Parkes is now conducting a meta-analysis of the Wellcome Trust data alongside the European and North American data. For this study, the number of cases and controls increased to 3200 and 4800, respectively. The meta-analysis has eliminated another 20 new Crohn’s disease susceptibility genes. Some of the major new Crohn’s-associated genes that have come out over the last year to 18 months are the IL-23R, IL-12B, IL-23, IL-12, and some autophagy genes (ATG-16L1 and IRGM). “I think [the autophagy] genes are intriguing in the sense that there are two separate genes within the same pathway, previously unsuspected as playing a role in Crohn’s disease pathogenesis,” says Parkes.
As a result of the all of the WTCCC study and the subsequent meta-analysis, “there are now over 30 Crohn’s disease susceptibility disease genes and genetic loci with confirmed association with Crohn’s disease at unequivocal levels of statistical significance,” says Parkes. This study represents a great degree of progress for Crohn’s disease because there were only two known Crohn’s susceptibility genes 18 months ago.
“The genome-wide association approach has been a revolution since 2006,” says Struan Grant, PhD, associate director of the Center for Applied Genomics, Children’s Hospital of Philadelphia. Like Parkes, Grant is also involved in an inflammatory bowel disease study using Illumina SNP arrays to identify SNPs associated with these diseases.

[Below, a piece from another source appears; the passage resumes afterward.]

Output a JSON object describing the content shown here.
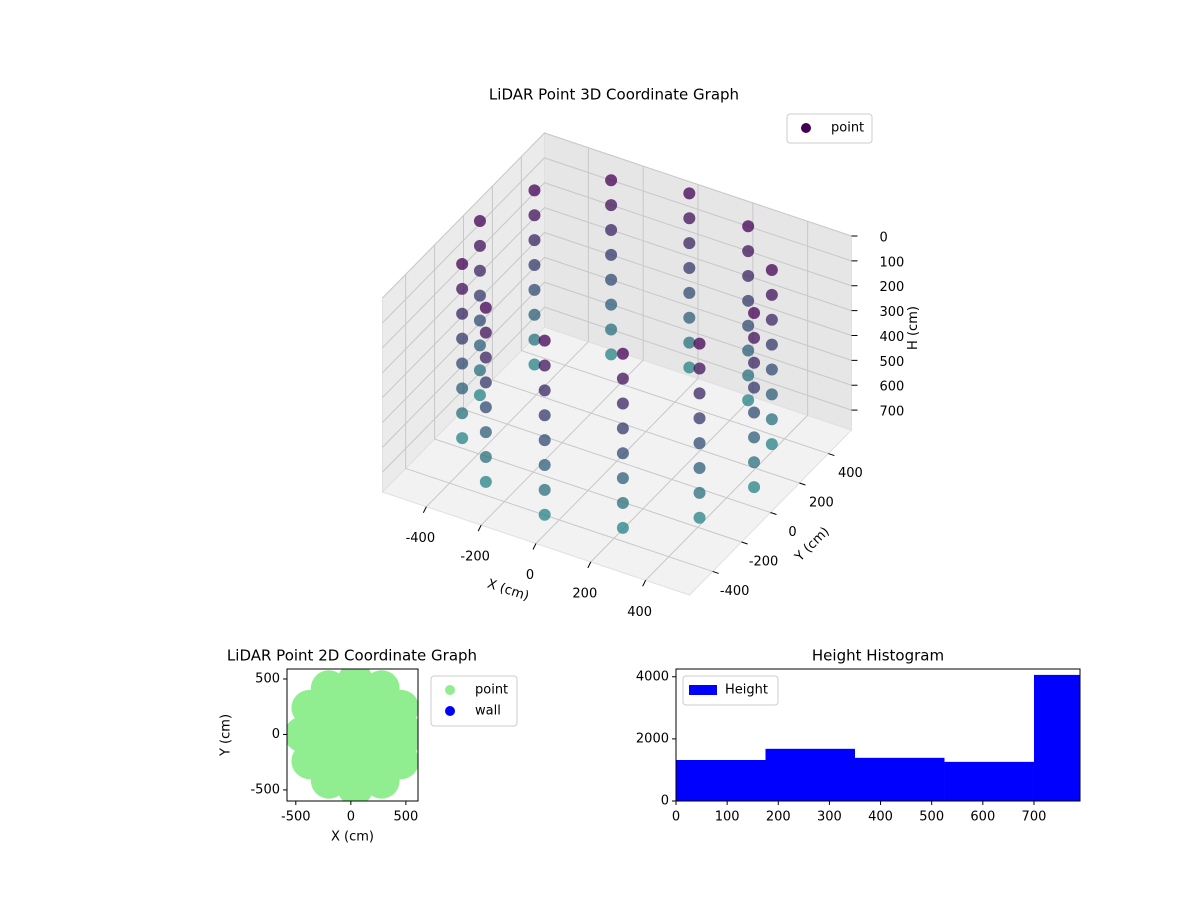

“Before these chips came onto the market in mid-2006, you could either carry out candidate gene studies where you just took a set of your favorite genes and you studied them intensely, or you could do family/linkage studies,” says Grant. However, linkage data has been confusing and has only contributed to a minor degree to Crohn’s research. “It’s really only in the last 18 months that real genetic underpinnings of complex disease have been found, including major breakthroughs in inflammatory bowel disease.”
This article was published in Drug Discovery & Development magazine: Vol. 11, No. 3, March, 2008, pp. 44-45.